5) Privilèges dans la mort.
La mort de saint Joseph fut une mort privilégiée : comme celle de la sainte Vierge, elle fut, dit saint François de Sales une mort « d'amour ». Cf. Traité de l'amour de Dieu, l. VII, c. XIII. C'est donc à juste titre que saint Joseph est invoqué comme patron de la bonne mort. Douce et suave comme celle de la Vierge, la mort de saint Joseph a semblé appeler un complément qui unirait davantage encore le patriarche à sa glorieuse épouse, par le triomphe d'une résurrection anticipée. On lit dans Matth., XXVII, 52-53, que beaucoup de corps de saints ressuscitèrent après la résurrection du Seigneur et se manifestèrent dans la ville de Jérusalem. Saint Thomas avait d'abord pensé que ces résurrections avaient été définitives et absolues. In IV Sent., 1. IV, dist. XLII, q. I, a. 3; In Matthaeum, ad hune locum, edit. de Parme, t. x, p. 210. Plus tard les raisons apportées en sens inverse par saint Augustin lui ont semblé beaucoup plus solides. Sum. theol., IIIa, q. LIII, a. 3, ad 2um. Quoi qu'il en soit, tablant sur la première hypothèse, certains ont admis que Joseph aurait figuré parmi ces premiers ressuscités, et serait ainsi entré au paradis en corps et en âme. Ainsi fait Suarez, In Som. S. Thomae, 111a, q. XXIX, disp. VIII, sect. II, édit. Vivès, t. XIX, p. 128, et saint François de Sales, Entretien XIX, édit. d'Annecy, t. VI, p. 363. La théologie ne dispose d'aucun moyen pour contrôler la valeur de ces hypothèses superposées.
III - PATRONAGE DE SAINT JOSEPH SUR L'ÉGLISE UNIVERSELLE.

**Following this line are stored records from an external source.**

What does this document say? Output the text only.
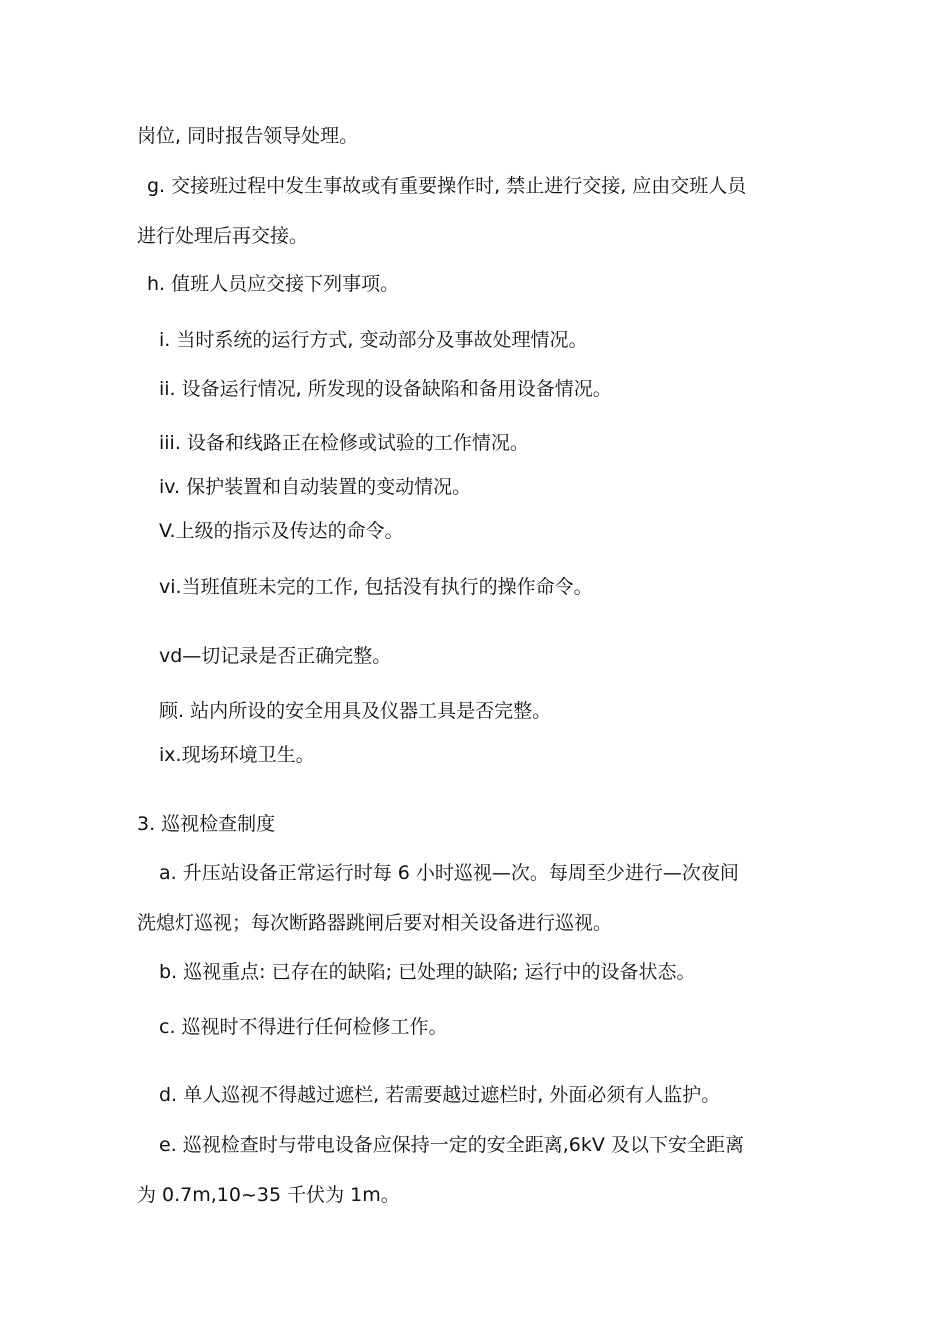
岗位, 同时报告领导处理。
g. 交接班过程中发生事故或有重要操作时, 禁止进行交接, 应由交班人员
进行处理后再交接。
h. 值班人员应交接下列事项。
i. 当时系统的运行方式, 变动部分及事故处理情况。
ii. 设备运行情况, 所发现的设备缺陷和备用设备情况。
iii. 设备和线路正在检修或试验的工作情况。
iv. 保护装置和自动装置的变动情况。
V.上级的指示及传达的命令。
vi.当班值班未完的工作, 包括没有执行的操作命令。
vd—切记录是否正确完整。
顾. 站内所设的安全用具及仪器工具是否完整。
ix.现场环境卫生。
3. 巡视检查制度
a. 升压站设备正常运行时每 6 小时巡视—次。每周至少进行—次夜间
洗熄灯巡视；每次断路器跳闸后要对相关设备进行巡视。
b. 巡视重点: 已存在的缺陷; 已处理的缺陷; 运行中的设备状态。
c. 巡视时不得进行任何检修工作。
d. 单人巡视不得越过遮栏, 若需要越过遮栏时, 外面必须有人监护。
e. 巡视检查时与带电设备应保持一定的安全距离,6kV 及以下安全距离
为 0.7m,10~35 千伏为 1m。
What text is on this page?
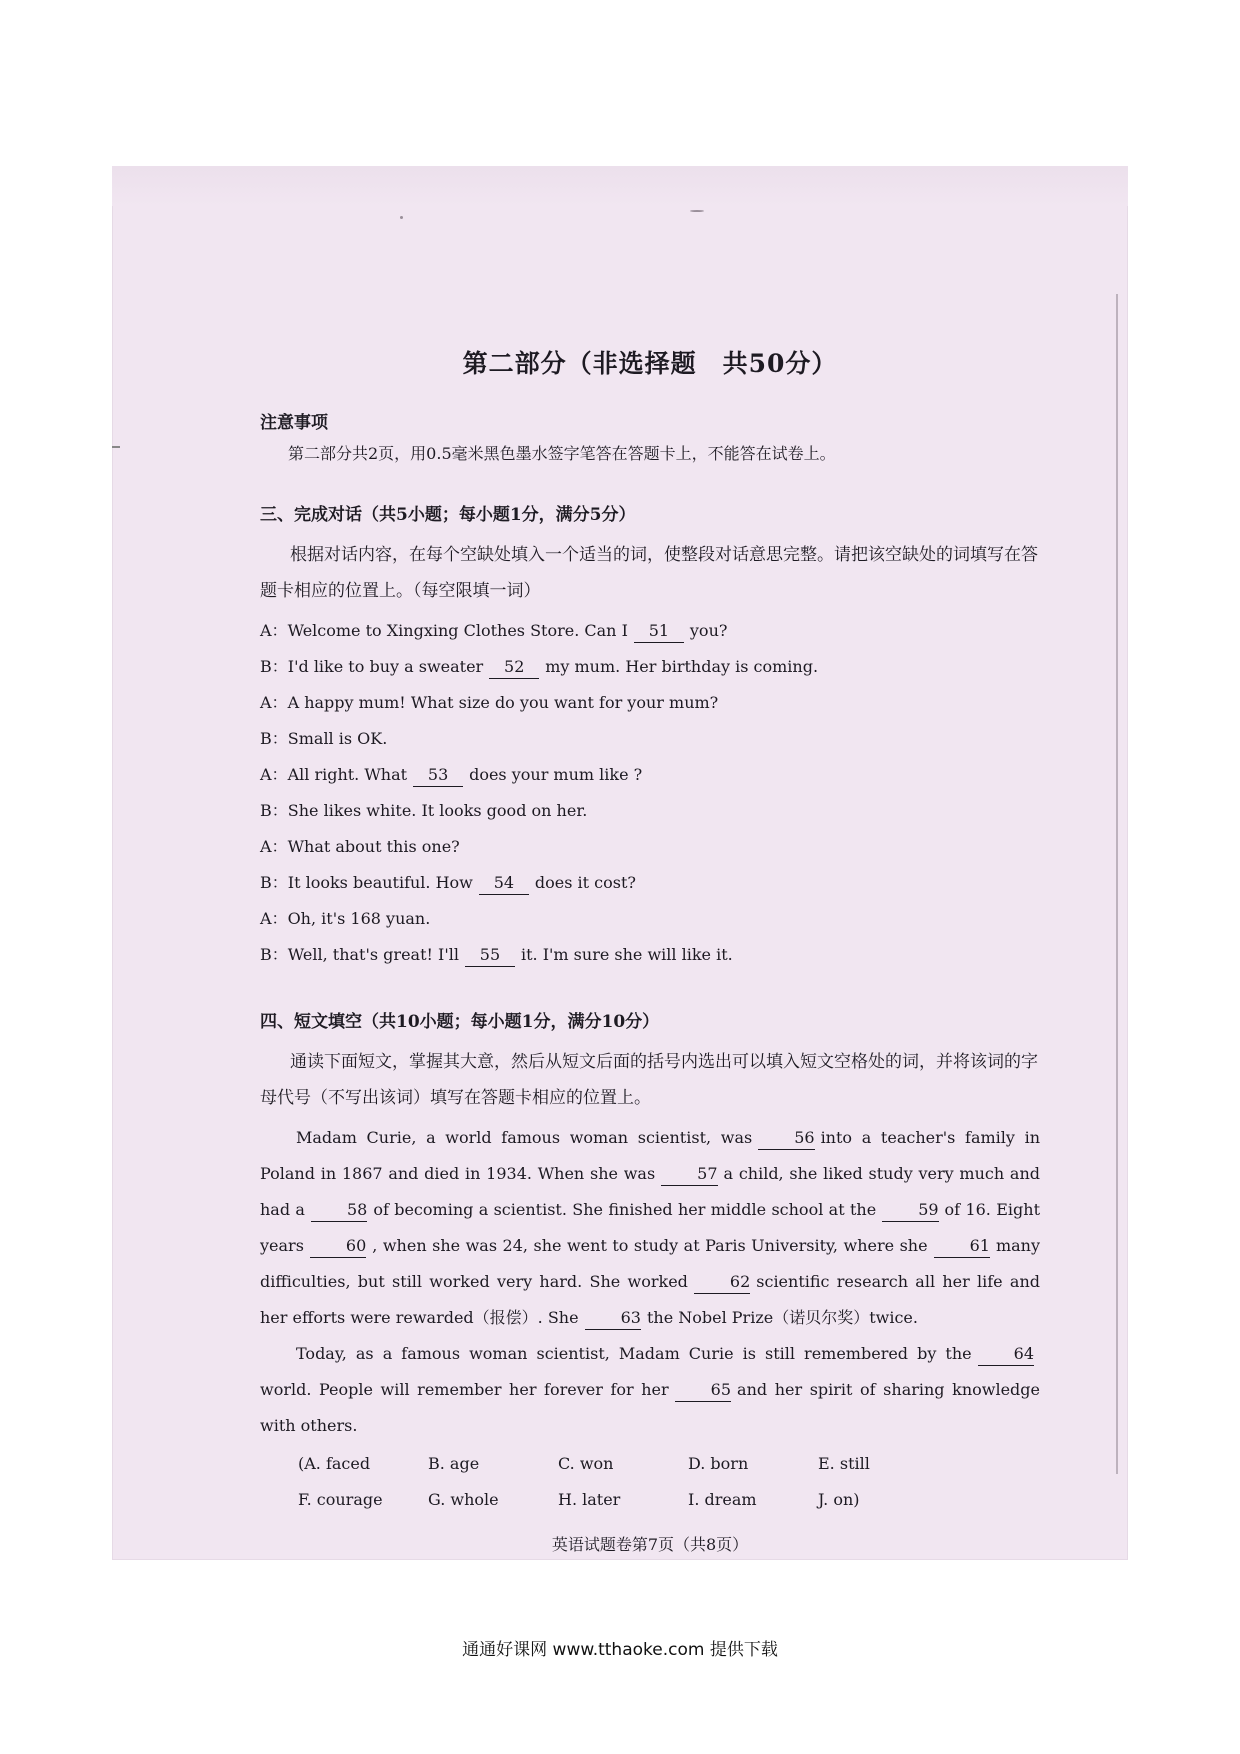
第二部分（非选择题　共50分）
注意事项
第二部分共2页，用0.5毫米黑色墨水签字笔答在答题卡上，不能答在试卷上。
三、完成对话（共5小题；每小题1分，满分5分）

根据对话内容，在每个空缺处填入一个适当的词，使整段对话意思完整。请把该空缺处的词填写在答题卡相应的位置上。（每空限填一词）

A：Welcome to Xingxing Clothes Store. Can I 51 you?

B：I'd like to buy a sweater 52 my mum. Her birthday is coming.

A：A happy mum! What size do you want for your mum?

B：Small is OK.

A：All right. What 53 does your mum like ?

B：She likes white. It looks good on her.

A：What about this one?

B：It looks beautiful. How 54 does it cost?

A：Oh, it's 168 yuan.

B：Well, that's great! I'll 55 it. I'm sure she will like it.

四、短文填空（共10小题；每小题1分，满分10分）

通读下面短文，掌握其大意，然后从短文后面的括号内选出可以填入短文空格处的词，并将该词的字母代号（不写出该词）填写在答题卡相应的位置上。

Madam Curie, a world famous woman scientist, was	56 into a teacher's family in Poland in 1867 and died in 1934. When she was	57 a child, she liked study very much and had a	58 of becoming a scientist. She finished her middle school at the	59 of 16. Eight years	60 , when she was 24, she went to study at Paris University, where she	61 many difficulties, but still worked very hard. She worked	62 scientific research all her life and her efforts were rewarded（报偿）. She	63 the Nobel Prize（诺贝尔奖）twice.

Today, as a famous woman scientist, Madam Curie is still remembered by the	64world. People will remember her forever for her	65 and her spirit of sharing knowledge with others.

(A. faced	B. age	C. won	D. born	E. still
F. courage	G. whole	H. later	I. dream	J. on)
英语试题卷第7页（共8页）
通通好课网 www.tthaoke.com 提供下载
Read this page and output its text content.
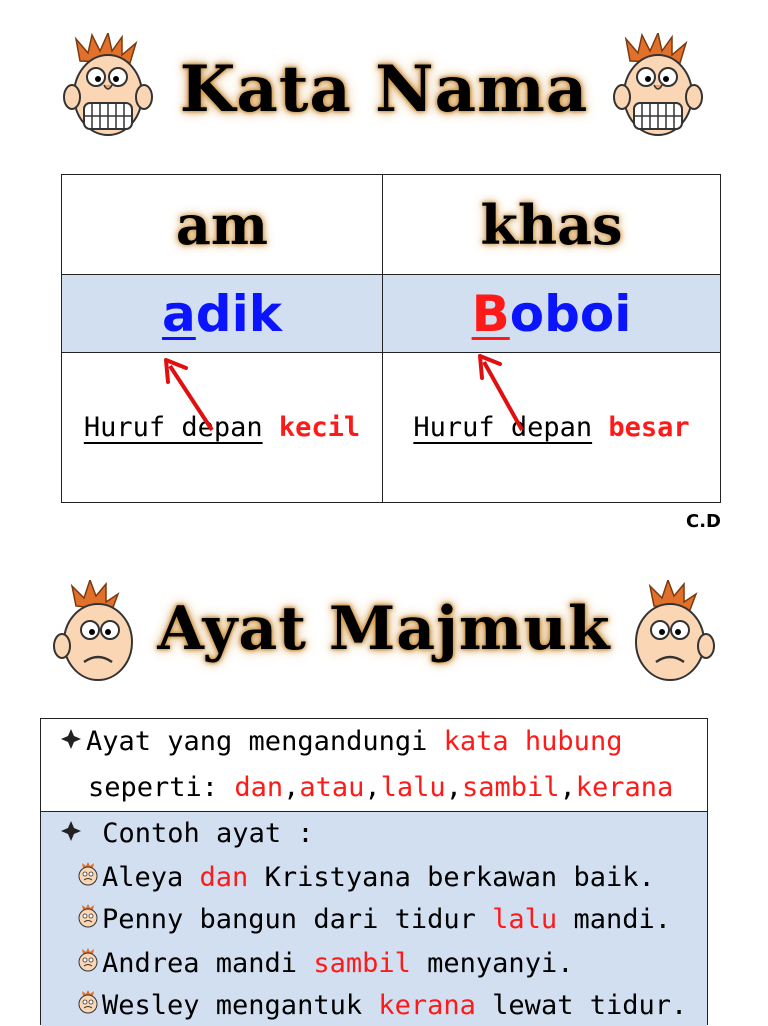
Kata Nama
am	khas
adik	Boboi
Huruf depan kecil	Huruf depan besar
C.D
Ayat Majmuk
Ayat yang mengandungi kata hubung
seperti: dan,atau,lalu,sambil,kerana
Contoh ayat :
Aleya dan Kristyana berkawan baik.
Penny bangun dari tidur lalu mandi.
Andrea mandi sambil menyanyi.
Wesley mengantuk kerana lewat tidur.
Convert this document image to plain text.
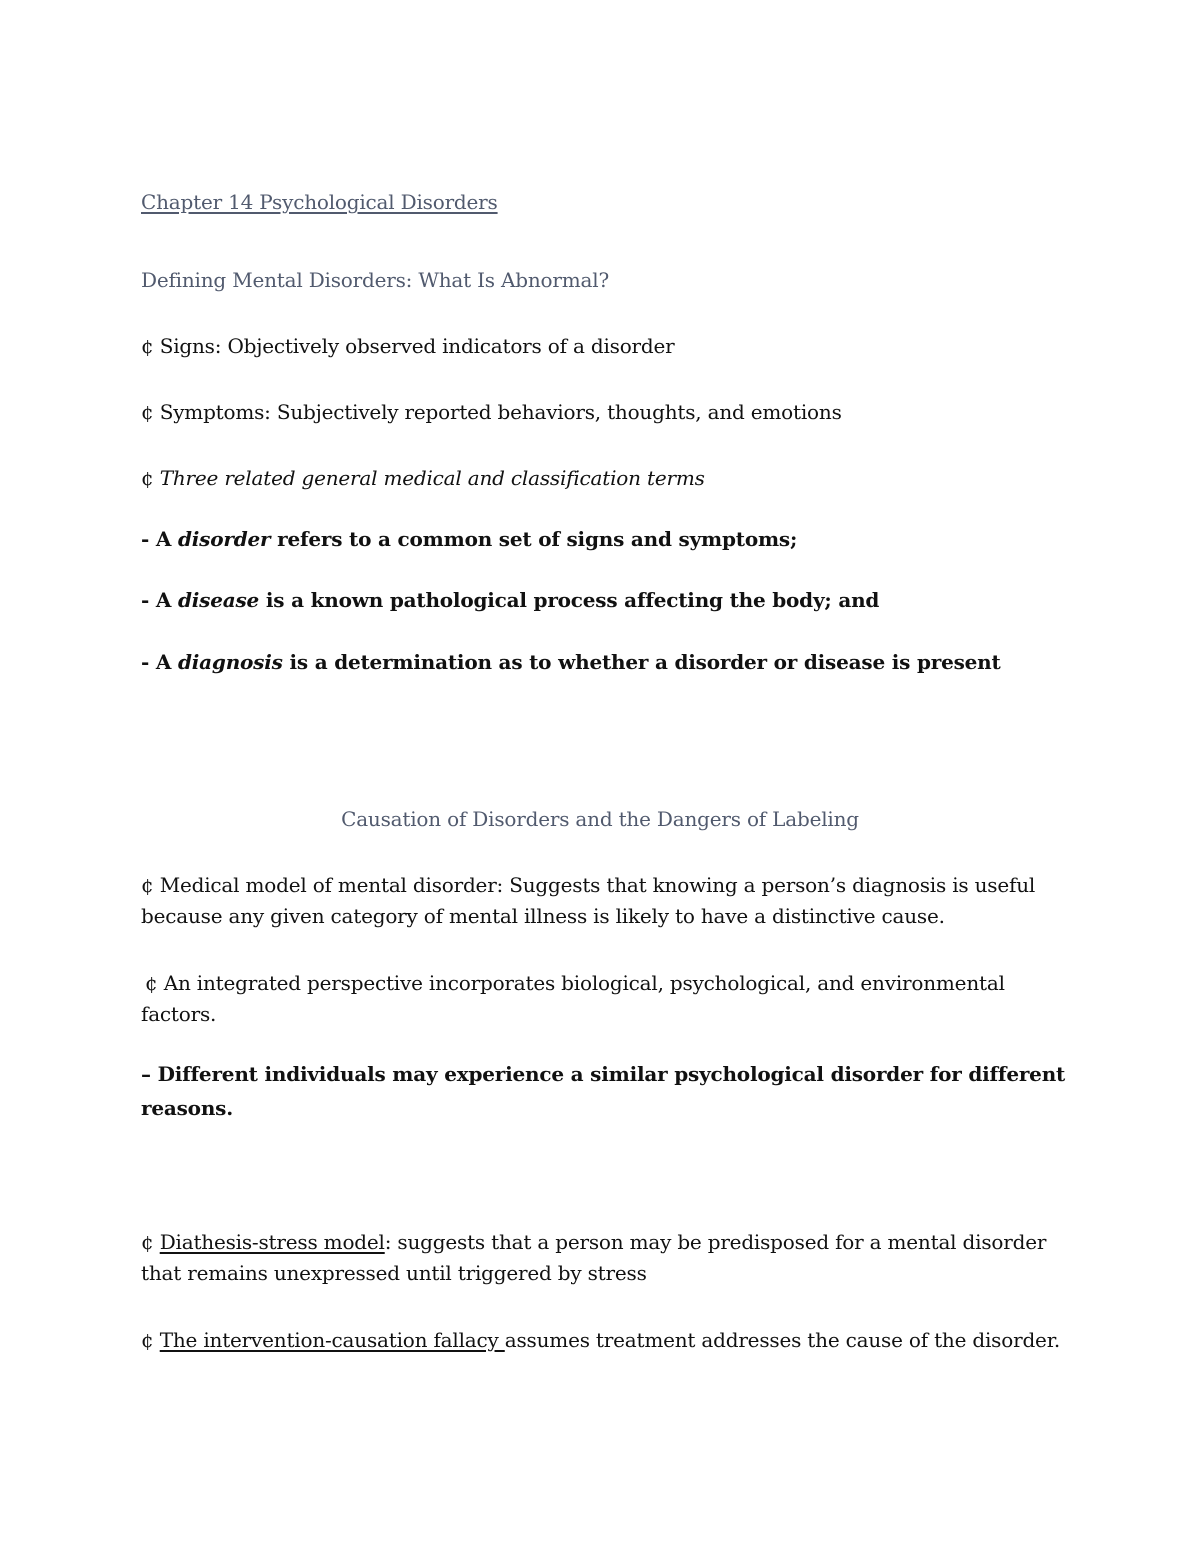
Chapter 14 Psychological Disorders
Defining Mental Disorders: What Is Abnormal?
¢ Signs: Objectively observed indicators of a disorder
¢ Symptoms: Subjectively reported behaviors, thoughts, and emotions
¢ Three related general medical and classification terms
- A disorder refers to a common set of signs and symptoms;
- A disease is a known pathological process affecting the body; and
- A diagnosis is a determination as to whether a disorder or disease is present
Causation of Disorders and the Dangers of Labeling
¢ Medical model of mental disorder: Suggests that knowing a person’s diagnosis is useful
because any given category of mental illness is likely to have a distinctive cause.
¢ An integrated perspective incorporates biological, psychological, and environmental
factors.
– Different individuals may experience a similar psychological disorder for different
reasons.
¢ Diathesis-stress model: suggests that a person may be predisposed for a mental disorder
that remains unexpressed until triggered by stress
¢ The intervention-causation fallacy assumes treatment addresses the cause of the disorder.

Dans l'encyclique Quanquam pluries, Léon XIII trouve dans la mission de saint Joseph à l'égard de la sainte Famille « les raisons et les motifs spéciaux pour lesquels saint Joseph est nommément le patron de l'Église, et qui font que l'Église espère beaucoup, en retour, de sa protection et de son patronage. » En effet, « la divine maison que Joseph gouverna comme avec l'autorité du père, contenait les prémices de l'Église naissante. De même que la très sainte Vierge est la Mère de Jésus-Christ, elle est la Mère de tous les chrétiens. Jésus-Christ est aussi comme le premier-né des chrétiens, qui, par l'adoption et la rédemption, sont ses frères. Telles sont les raisons pour lesquelles le bienheureux patriarche regarde comme lui étant particulièrement confiée la multitude des chrétiens qui compose l'Église, sur laquelle, parce qu'il est l'époux de Marie et le père de Jésus-Christ, il possède comme une autorité paternelle... Cette mission providentielle dévolue à Joseph a eu son type dans l'Ancien Testament en cet autre Joseph, fils de Jacob, appelé par le roi des Égyptiens « le Sauveur du monde ». «De même, dit Léon XIII, que le premier fit réussir et prospérer les intérêts domestiques de son maître et bientôt rendit de merveilleux services à tout le royaume, de même le second, destiné à être le gardien de la religion chrétienne, doit être regardé comme le protecteur et le défenseur de l'Église, qui est vraiment la maison du Seigneur et le royaume de Dieu sur la terre. »
L'objet de ce patronage est évidemment, avant tout, d'ordre spirituel; mais parce que le patronage de saint Joseph continue sa mission de chef de la sainte Famille, il faut conclure que ce patronage concerne aussi bien l'ordre temporel que l'ordre spirituel. Sainte Thérèse l'affirme expressément. Voir Vie de sainte Thérèse, écrite par elle-même, Oeuvres, édit. Migne, Paris, 1840, t. I, p. 156.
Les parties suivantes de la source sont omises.